Just take a moment to think about it.
This week, I had the chance to hear some awesome successful entrepreneurs talk about their experiences as part of Chicago's Ideas Week. And one of the speakers talked about how he could look back to the way he hustled and sold baseball cards as a kid and realized in his older age that the way he acted then was completely representative of how he reacted to challenges in his life now. And then he asked us all to think about it in terms of ourselves. Did we all think that how we reacted 20 odd years ago was representative of how we reacted now to the challenges that we face in our lives?
In all honesty, I thought about it for a long time. And likely because I wasn't sure what my definition of a challenge was as a kid. I mean was I challenged when my parents forced me to eat all the yucky Indian food off my plate before I could leave the kitchen at dinner time. Or was I challenged at school when I struggled to be, look or act like the cool kids. What was it?
Truthfully after thinking about it for some time, I realized that every single one of those elementary moments (e.g. learning how I could make my "plate" appear empty so I could be allowed to leave the dinner table), was a challenge and if I thought about it carefully, the way I acted then was and is the way I act now. I think the only difference is that now I feel fearless and pretty much unstoppable. I have the confidence I wished I had as a kid and while my palms still get a bit sweaty, I do react the same exact way.

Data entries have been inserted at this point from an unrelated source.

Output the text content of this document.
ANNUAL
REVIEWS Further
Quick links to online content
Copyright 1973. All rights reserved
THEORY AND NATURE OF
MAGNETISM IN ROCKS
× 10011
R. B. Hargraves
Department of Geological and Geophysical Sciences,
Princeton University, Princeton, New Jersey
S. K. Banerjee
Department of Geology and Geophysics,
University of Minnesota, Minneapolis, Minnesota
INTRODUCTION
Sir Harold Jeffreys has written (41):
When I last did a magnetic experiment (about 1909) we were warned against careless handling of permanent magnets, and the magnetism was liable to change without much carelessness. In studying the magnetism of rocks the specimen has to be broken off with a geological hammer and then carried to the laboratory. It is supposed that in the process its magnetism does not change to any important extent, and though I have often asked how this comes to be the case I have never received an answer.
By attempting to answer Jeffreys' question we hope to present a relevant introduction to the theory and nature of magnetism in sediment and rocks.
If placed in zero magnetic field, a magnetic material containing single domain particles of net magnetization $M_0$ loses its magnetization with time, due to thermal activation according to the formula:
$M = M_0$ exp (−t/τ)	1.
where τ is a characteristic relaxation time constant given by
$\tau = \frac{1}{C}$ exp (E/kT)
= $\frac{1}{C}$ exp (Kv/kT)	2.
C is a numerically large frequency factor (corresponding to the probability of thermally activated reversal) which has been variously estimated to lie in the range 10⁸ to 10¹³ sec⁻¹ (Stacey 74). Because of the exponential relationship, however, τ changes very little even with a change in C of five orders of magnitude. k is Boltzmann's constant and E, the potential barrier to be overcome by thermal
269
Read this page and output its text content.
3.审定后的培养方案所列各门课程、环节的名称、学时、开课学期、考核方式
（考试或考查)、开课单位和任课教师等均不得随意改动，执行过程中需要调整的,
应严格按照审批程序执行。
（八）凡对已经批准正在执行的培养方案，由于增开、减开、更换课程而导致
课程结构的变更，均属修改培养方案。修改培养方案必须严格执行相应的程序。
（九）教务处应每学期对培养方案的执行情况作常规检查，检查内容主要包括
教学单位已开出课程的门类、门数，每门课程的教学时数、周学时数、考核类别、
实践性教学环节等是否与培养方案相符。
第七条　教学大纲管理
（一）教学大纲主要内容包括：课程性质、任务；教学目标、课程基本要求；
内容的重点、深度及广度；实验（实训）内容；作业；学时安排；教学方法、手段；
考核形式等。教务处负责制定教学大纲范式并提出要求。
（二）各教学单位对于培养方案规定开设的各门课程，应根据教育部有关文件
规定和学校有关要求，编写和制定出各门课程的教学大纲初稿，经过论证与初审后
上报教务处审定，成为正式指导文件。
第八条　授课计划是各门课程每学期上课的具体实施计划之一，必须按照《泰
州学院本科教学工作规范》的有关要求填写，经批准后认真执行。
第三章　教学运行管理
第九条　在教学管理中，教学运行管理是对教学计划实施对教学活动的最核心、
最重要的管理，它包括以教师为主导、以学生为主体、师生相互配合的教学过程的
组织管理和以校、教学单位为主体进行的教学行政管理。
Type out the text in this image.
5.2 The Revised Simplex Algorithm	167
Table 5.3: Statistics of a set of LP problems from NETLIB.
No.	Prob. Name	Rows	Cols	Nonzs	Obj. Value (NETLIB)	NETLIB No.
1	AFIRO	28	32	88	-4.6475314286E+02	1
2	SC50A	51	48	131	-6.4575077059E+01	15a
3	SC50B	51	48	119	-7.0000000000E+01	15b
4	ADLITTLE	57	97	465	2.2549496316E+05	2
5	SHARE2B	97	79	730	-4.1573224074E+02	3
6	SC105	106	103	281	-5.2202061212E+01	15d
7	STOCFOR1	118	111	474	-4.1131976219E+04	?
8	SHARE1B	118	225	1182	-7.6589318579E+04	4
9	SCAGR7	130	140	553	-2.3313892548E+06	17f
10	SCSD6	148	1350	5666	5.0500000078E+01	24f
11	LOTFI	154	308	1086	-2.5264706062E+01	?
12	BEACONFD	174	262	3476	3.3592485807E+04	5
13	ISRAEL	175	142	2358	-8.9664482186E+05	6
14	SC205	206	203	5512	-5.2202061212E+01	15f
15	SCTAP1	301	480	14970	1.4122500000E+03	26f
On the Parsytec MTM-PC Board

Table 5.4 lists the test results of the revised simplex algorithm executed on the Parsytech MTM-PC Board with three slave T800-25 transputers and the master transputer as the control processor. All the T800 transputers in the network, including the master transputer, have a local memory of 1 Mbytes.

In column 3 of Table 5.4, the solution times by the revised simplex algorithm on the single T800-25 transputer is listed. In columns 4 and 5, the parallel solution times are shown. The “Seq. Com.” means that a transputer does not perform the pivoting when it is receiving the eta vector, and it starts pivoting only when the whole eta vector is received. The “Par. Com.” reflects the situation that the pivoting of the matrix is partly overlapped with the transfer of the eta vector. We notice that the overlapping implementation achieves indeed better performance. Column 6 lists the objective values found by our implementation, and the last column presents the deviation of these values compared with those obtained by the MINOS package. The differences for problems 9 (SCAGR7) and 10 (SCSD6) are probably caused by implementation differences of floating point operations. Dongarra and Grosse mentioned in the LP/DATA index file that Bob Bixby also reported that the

So what is my reaction? Well when I think back to the Indian food I was forced to finish off my plate, I started off crying, you know the good old girl kinds of tears that get you pretty much out of everything and anything. And then after that worked a few times, I realized just how exhausting crying like that was. I mean I know I am dramatic by nature, but an actress I am not, and I just can't cry on command like that every single day. So then I realized I had a choice. I either give in and let my parents win or I come up with a solution. And a solution I came up with (annnd not one I can openly share online with fear of my parents finding out, lol), NO ONE was going to stand in the way of me getting to my late night TV, especially not GROSS INDIAN FOOD. And after that if I look at all the struggles and all the challenges I have faced since those very days, I have never given up. I have stayed so completely committed to the things I want and have just learned to look challenges in the face with creativity, determination and belief. If I want it to happen it's going to happen one way or another. No one, no how, no anything is and was ever going to stand in my way.
So what was it for you? That first challenge, that first stumbling block? And did you act the same way then that you do now? And if not, do you wish you did?